Eliza I am scared you may harm yourself and your DD. Please please seek help right now.

GinAndColonic · 02/04/2016 12:49

Oh no sweetheart, going to A&E won't get you hospitalised. Hospitals are full haven't you heard Smile

I hope it means that you can be put in touch with a crisis team who can help you and your kids with urgency. Maybe medication, maybe someone to talk to. A Health Visitor might get in touch to see how she can help.

You owe it to yourself to get well xxx

Annarose2014 · 02/04/2016 12:50

So you're thinking of committing suicide in case you get the chicken pox.

Quills · 02/04/2016 12:52

Eliza, if you had a broken leg you'd get help from the doctors for it, wouldn't you? Mental health is no different, and you need help for your anxiety just as urgently as you would if you did have a broken bone. Believe me, I know, because you remind me so very much of how I was when DD2 was a few months old. My anxiety was out of control. Invasive thoughts took over my life, and though I listened to everything trying to rationalise them with me, it didn't help because my anxiety was far more powerful than their words. I needed help, and the hardest thing in all the world was reaching out, admitting the extent to which I was suffering and how much help I needed.

BUT here I am two years later. I took the medication (yes, whilst BFing, I saw upthread that might be a concern for you) and though it took time, I got there. Anxiety doesn't control me anymore, and more importantly, it doesn't control and impact on my life with my children.

You need to show somebody this thread if you can't bring yourself to say it out loud. Help is there, I promise, all you need to do is reach out for it - for your DS and DD if you can't do it for yourself Flowers

GinAndColonic · 02/04/2016 12:54

Have you been on Mumsnet for a while?

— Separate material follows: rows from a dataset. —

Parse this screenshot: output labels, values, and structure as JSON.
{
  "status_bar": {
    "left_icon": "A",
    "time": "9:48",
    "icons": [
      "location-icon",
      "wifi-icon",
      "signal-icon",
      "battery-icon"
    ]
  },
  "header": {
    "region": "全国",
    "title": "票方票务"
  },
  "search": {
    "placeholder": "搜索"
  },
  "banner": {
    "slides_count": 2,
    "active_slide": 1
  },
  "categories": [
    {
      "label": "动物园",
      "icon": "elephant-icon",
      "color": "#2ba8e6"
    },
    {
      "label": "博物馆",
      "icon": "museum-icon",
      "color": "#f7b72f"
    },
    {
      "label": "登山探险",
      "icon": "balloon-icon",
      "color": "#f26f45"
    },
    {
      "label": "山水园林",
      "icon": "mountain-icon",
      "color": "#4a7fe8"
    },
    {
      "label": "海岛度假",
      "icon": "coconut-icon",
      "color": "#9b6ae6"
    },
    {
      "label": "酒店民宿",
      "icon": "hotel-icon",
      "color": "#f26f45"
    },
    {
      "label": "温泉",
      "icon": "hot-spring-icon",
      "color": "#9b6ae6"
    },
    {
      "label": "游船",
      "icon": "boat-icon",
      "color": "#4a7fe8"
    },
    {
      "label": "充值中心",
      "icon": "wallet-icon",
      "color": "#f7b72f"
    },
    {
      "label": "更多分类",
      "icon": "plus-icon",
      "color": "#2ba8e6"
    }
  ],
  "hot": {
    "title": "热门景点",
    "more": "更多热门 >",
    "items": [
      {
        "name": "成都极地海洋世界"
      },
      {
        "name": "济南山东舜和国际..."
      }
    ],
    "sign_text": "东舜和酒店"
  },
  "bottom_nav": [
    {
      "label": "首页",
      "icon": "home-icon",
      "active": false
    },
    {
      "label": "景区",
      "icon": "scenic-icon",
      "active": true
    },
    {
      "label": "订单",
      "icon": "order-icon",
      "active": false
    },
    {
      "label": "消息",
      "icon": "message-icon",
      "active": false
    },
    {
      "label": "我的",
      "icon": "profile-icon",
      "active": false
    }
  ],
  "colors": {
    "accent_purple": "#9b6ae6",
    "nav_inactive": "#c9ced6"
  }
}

Is there a Mumsnetter on this thread who you have seen a few times, who you find funny or supportive and have seen a few of their posts?

Do you think maybe you could send them your husband's mobile number?

Please x

Wineisfinebyme · 02/04/2016 12:55

Eliza, sweetheart. You need to stop. Just stop.

Think about this carefully. You MUST ring your husband. Or send us his number, one of us can call him.

This is time to protect your babies by looking after yourself.

tasmaniandevilchaser · 02/04/2016 12:55

Please call your husband and get him to come home. You need urgent help for your mental health.